LED 32' mat lub półmat

destructor

New member
Bez reklam
Witam,

Jak w temacie szukam dobrego pod względem jakości obrazu i dźwięku tv w rozmiarze 32 cale, większy być nie może, mniejszy też nie :D Matryca na pewno nie błyszcząca (antyrefleksy nie pomagają w zmianie mojego zdania). Mógłby mieć 3D ale czuję że cena będzie dwa razy wyższa niż bez 3D. Budżetu nie określam (najlepiej do 1500 ale nie jest to kwota zaporowa). TV glównie do oglądania telewizji ale kto wie co pod niego z czasem się podłączy, także bez ograniczeń w tym zakresie. Miło by było jakby miał przeglądarkę internetową i nie zawieszał się przy przeglądaniu np. onetu jak to w Samsungach sie dzieje od nadmiaru danych. Jakbyście podpowiedzieli propozycje z 3D i bez 3D to by było miło. Patrzałem po sklepach internetowych ale ciężko tam coś jednoznacznie wybrać. TV typowo dla dziecka na ścianę.
Aha - i w żadnym wypadku nie piszcie słowa Samsung :D

PS. Toshiba Regza od kiki-ego nie do zdarcia. Ile to już lat :)
 

Karpaj

New member
Bez reklam
Jesli na samsungu denerwuje cie dzialanie netu, to w innych firmach bedzie tylko gorzej. Matowych matryc die juz nie stosuje, a i wiekszosc polmatow nie radzi sobie za dobrze..
 

destructor

New member
Bez reklam
Zawieszanie się w Samsungach, dobre. Życzę powodzenia obsługując Internet w innych markach, tak trzymaj
Nie wiem jak jest w innych markach, bo moi znajomi uparli się na Samsungi (i dużo na nie przeklinają, zresztą ja też jak zasiadam przy ich tv a wybierali modele na czasie) i działanie netu na nich jest żenujące. Jeśli więc w innych markach jest gorzej to dziękuję.

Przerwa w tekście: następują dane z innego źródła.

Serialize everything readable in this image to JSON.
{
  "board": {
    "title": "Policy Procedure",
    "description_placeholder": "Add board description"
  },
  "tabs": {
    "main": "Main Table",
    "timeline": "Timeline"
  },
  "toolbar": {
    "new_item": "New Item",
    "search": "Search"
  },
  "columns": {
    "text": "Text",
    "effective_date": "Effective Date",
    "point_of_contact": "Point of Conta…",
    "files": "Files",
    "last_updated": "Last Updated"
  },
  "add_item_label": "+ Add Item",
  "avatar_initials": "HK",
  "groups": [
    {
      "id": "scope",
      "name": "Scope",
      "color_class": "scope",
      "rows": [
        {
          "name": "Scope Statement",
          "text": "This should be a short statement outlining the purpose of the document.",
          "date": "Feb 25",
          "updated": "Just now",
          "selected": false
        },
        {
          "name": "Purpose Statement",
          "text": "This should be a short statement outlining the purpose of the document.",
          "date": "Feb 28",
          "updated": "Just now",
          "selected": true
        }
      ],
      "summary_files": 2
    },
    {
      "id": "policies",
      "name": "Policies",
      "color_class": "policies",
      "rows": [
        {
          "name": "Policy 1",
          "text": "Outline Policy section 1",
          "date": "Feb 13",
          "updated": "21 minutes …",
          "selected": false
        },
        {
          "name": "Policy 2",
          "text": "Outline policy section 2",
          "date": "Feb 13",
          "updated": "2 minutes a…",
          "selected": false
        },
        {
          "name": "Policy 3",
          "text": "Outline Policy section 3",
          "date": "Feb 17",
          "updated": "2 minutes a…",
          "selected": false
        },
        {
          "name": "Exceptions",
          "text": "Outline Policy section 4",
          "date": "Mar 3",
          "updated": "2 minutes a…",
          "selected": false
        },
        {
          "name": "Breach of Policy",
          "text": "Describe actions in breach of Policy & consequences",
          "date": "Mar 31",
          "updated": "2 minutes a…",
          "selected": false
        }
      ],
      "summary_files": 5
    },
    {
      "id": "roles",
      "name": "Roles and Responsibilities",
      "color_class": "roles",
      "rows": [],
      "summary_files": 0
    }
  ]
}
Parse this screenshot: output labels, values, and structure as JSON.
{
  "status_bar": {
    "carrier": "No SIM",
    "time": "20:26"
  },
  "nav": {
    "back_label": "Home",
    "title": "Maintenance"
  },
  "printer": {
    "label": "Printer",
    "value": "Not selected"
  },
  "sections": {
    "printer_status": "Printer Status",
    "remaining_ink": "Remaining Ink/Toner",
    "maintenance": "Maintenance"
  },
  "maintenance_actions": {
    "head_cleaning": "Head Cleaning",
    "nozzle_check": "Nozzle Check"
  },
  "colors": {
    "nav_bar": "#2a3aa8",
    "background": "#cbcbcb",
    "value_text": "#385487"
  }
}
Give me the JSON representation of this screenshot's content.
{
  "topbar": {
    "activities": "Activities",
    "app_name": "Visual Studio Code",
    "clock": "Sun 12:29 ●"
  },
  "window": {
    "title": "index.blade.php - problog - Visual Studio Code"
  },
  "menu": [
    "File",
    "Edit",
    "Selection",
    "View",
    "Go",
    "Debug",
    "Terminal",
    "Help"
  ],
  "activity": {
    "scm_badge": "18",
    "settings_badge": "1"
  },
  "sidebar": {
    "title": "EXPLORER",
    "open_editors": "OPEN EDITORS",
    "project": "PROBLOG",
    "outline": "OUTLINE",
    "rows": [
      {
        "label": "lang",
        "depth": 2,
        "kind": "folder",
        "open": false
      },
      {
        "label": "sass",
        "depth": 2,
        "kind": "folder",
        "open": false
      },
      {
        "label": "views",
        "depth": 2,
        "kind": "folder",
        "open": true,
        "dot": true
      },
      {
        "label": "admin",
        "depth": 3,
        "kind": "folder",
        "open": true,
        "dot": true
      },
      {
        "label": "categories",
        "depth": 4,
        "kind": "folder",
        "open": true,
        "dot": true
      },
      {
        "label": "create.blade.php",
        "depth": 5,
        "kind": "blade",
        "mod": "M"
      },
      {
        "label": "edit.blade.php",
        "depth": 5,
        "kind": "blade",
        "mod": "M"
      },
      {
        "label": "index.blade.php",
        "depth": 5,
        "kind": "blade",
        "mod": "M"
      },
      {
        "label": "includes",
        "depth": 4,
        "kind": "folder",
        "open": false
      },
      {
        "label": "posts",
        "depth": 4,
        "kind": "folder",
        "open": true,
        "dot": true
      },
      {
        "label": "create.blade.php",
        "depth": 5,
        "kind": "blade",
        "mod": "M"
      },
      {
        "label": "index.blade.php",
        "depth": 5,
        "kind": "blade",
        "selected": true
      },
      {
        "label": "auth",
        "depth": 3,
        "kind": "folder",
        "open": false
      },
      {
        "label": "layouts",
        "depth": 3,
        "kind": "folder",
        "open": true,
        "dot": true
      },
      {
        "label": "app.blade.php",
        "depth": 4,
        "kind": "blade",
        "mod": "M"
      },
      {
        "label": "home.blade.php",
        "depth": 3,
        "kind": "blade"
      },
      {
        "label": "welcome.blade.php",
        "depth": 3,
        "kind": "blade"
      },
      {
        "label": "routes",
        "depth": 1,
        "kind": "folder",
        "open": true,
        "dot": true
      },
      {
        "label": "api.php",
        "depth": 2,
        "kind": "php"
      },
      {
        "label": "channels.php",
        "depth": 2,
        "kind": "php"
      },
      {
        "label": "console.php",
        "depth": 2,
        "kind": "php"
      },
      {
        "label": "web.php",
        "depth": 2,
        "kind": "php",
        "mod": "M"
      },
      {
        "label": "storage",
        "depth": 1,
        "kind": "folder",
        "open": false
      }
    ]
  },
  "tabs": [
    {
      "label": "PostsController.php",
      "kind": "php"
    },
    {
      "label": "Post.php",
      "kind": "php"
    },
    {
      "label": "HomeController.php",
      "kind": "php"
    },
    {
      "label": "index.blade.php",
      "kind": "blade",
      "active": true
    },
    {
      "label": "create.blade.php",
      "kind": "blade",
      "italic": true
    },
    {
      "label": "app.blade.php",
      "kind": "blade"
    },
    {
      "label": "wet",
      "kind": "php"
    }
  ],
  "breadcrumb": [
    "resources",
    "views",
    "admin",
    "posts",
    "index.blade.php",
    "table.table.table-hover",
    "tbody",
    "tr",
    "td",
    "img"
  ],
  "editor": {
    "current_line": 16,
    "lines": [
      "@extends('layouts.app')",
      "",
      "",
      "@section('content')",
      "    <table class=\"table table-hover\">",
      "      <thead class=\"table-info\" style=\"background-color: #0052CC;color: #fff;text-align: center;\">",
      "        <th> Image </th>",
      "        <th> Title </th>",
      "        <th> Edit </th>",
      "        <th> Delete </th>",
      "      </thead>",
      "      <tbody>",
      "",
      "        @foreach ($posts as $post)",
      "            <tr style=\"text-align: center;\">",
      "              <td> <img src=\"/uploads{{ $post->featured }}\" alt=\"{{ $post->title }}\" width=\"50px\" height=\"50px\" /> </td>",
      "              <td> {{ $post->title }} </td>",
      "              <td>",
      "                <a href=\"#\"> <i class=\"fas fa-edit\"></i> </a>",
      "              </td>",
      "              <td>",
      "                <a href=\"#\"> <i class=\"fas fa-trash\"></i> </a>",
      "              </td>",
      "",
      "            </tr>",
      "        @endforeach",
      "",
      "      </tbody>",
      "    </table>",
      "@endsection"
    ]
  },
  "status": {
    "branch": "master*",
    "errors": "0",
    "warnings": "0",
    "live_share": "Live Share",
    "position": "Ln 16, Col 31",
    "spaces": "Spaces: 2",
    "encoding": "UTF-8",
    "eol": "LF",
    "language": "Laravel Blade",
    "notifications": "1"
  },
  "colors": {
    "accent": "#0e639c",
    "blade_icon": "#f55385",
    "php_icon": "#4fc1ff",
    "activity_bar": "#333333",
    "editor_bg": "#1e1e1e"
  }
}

No to odpuśćmy kwestię działania netu. Może go nawet wcale nie być, kupi się jakąś malinę i już.
Skoro nie ma matowych to propozycja półmatu jakas?
Patrzę po necie, ale nie widzę serwisu który by filtrował telewizory po rodzaju matrycy błyszcząca/mat.
 
Ostatnia edycja:

Karpaj

New member
Bez reklam
Musisz zobaczyć na żywo, bo te które ja nazywam "pół-matami" parę lat temu jeszcze byłby by zakwalifikowane jako błyszczące, tj.
Philips 32PFS6509
Samsung 32H6400

Odbijają trochę mniej światła niż inne, ale nadal widać w nich wszystko jak w lustrze.
Ogólnie tych matryc się nie stosuje gdyż po pierwsze przechodzi przez nie mniej światła z podświetlenia, oferują gorszą czerń i kąty boczne, oraz są droższe w produkcji.
Jeszcze ew. porada mojego kolegi "weź sobie papier ścierny, to zaraz będzie matowa matryca :D".
 

destructor

New member
Bez reklam
Nie no bez jaj :D

Może jakiś szał jest na matryce błyszczące ale ja naprawdę wolę oglądać to co jest w tv niż swoje odbicie :D

Zerknę te telewizory i zdam relację czy to mat czy półmat.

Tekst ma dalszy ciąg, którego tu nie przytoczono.